Obama: Energy key to his economic plan
The heart of Sen. Barack Obama's economic plan is to spend $15 billion a year for 10 years on energy technology, according to an interview he gave the Wall Street Journal today. That technology would focus on wind, solar, and nuclear energy.
That $15 billion "would be funded by revenue collected from a separate Obama proposal to cap greenhouse emissions through a system of trading pollution permits," the Journal reports. "Sen. Obama would auction those permits to producers of carbon dioxide, such as electric utilities, and figures the sales would yield about $100 billion a year. Most of that would go to consumers as rebates on utility bills, he said."
In addition, the Democratic presidential candidate told the Journal, he would set up an "infrastructure reinvestment bank" that "would finance $60 billion in high-speed railways, improved energy grids and other projects over a decade."
The Republican candidate, Sen. John McCain, is less enamored of government intervention in the energy market. He has taken to saying Sen. Obama would represent "Jimmy Carter's second term," says the Journal. But Obama told the Journal that large-scale government intervention in the energy market is necessary. While McCain argues that venture funds are investing heavily in energy technology, Obama contends there is a gap in funding between innovation and commercialization that should be filled by Washington.
"You have this point in time when things haven't quite taken off yet and still entail huge risks," he said.
[Photo: Getty Images]
--Craig Pittman



Alternative Energy source is very important. People like Exxon/Ford/Chevy/Chevron et al could/would probably make more if they invested in alt energy. Alas, we are USA-ans and we are addicted to oil.
Posted by: DELdaBULL | June 17, 2008 at 01:44 PM
Letting the feds take the risk of commercializing alternative energy via low interest loans would be the best way to go. CO2 permit, carbon taxes or any other cap and trade program will only result in greater costs to consumers, or a reduction in supply by producers. Obama's plan will cause huge energy price increases and make an already shaky economy spin out of control. Jimmy Carter did it in the '70s and it was a disaster. Obama want's gas lines again.

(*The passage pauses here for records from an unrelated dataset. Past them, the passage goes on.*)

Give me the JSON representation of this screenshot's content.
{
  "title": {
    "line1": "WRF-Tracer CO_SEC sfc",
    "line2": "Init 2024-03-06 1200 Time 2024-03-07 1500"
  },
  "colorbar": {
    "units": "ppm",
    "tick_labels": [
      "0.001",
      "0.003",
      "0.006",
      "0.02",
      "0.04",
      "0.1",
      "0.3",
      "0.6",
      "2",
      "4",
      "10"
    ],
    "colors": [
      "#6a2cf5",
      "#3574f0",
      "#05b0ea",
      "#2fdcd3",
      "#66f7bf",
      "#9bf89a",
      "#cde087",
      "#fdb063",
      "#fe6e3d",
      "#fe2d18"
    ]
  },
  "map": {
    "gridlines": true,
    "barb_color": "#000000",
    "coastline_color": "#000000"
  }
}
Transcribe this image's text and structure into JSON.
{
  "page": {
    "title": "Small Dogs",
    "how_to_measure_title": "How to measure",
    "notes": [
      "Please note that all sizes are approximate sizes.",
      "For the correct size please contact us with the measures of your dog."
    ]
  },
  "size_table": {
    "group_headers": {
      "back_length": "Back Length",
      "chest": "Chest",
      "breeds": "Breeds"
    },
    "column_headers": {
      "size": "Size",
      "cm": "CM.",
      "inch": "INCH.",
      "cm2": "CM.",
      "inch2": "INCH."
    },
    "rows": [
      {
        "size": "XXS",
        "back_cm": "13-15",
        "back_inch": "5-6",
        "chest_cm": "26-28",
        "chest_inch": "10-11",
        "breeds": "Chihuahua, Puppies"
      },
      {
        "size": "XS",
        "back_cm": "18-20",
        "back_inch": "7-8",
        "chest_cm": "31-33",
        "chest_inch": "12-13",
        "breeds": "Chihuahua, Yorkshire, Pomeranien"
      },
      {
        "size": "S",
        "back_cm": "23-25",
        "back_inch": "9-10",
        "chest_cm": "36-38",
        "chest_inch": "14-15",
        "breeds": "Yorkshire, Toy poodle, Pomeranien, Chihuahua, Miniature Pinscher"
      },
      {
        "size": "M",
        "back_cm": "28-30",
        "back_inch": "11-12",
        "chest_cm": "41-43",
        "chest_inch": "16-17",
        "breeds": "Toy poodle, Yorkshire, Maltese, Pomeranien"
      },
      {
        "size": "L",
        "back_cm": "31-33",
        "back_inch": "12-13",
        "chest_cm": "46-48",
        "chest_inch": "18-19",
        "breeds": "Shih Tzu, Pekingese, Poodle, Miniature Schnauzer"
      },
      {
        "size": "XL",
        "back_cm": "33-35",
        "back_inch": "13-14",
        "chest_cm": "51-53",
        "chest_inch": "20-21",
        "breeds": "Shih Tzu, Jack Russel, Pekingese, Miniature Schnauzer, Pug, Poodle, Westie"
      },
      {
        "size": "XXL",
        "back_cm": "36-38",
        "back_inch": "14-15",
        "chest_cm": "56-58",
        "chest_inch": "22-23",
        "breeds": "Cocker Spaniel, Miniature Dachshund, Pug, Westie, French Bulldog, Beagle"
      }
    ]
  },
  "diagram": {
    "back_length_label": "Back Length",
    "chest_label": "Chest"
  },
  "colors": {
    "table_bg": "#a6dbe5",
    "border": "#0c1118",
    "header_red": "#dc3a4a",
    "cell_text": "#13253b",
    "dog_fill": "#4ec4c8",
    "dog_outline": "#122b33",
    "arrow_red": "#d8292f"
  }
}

Posted by: Eric | June 17, 2008 at 01:59 PM
I have been hearing about all this alternative energy stuff since I was in college in the early 70's. The technology has been just around the corner for the last 50 years, but we never seem to get there. This is more snake oil and platitudes, but the Obama worshipers just lap it up.
Posted by: Tom | June 17, 2008 at 02:20 PM
I hope there is more to the Obama energy plan than $15 billion a year in research subsidies. In the US economy that sum won't produce much benefit unless it primes the pump for corporate investment. The carbon trading plan sounds like financial flim-flammery. And pity the poor birds as wind power expands!
Posted by: Lou | June 17, 2008 at 03:21 PM
Some people are so clueless. The advances in the technology over the past few years have been revolutionary. And whats currently in R&D will change life as we know it.
Adding some funding to get the ball moving is a small price to pay in the grand scheme of things.
Posted by: RJ | June 17, 2008 at 04:27 PM
"The technology has been just around the corner for the last 50 years, but we never seem to get there. This is more snake oil and platitudes... "
Hmmm...could that be due to the fact that we've had Republican presidents for the last 36 out of 50 years?
Posted by: KC | June 17, 2008 at 04:49 PM
The most disturbing thing about Obama's energy positions are the sheer lack of knowledge about economics and the energy industry.
It is reasons like this that presidential candidates get well-versed advisors to coach them on the topics. Unfortunately, his blind idealism makes him look completely ignorant of how energy is explored, produced, transported and sold.
The claim that reducing supply and adding taxes and other costs to energy producers will LOWER prices to consumers would be comical if it wasn't such a sad scenario for lower income Americans. I am sure that as prices will continue to rise, the real problems will continue to be avoided.
Instead, invisible boogeymen (speculators! hedge funds! pension funds! those dirty foreigners!) will be blamed.
That is why I have been buying energy company stocks for years and will continue to do so. Don't believe the hype - profit from others' stupidity.
Posted by: Tino | June 18, 2008 at 09:24 AM
Someone needs to ask Obama and the rest of his Congressional henchmen what they have done with the hundreds of billions of *additional* tax dollars that they are receiving from the oil companies every year due to the run up in oil prices. Instead of creating new taxes, how about spending a few of the bucks you are already siphoning off the top?
The tax bill just for Exxon has gone up by over $20 billion a year in the past three years. Somehow this fact doesn't make it into the economic-and-energy-ignorant press.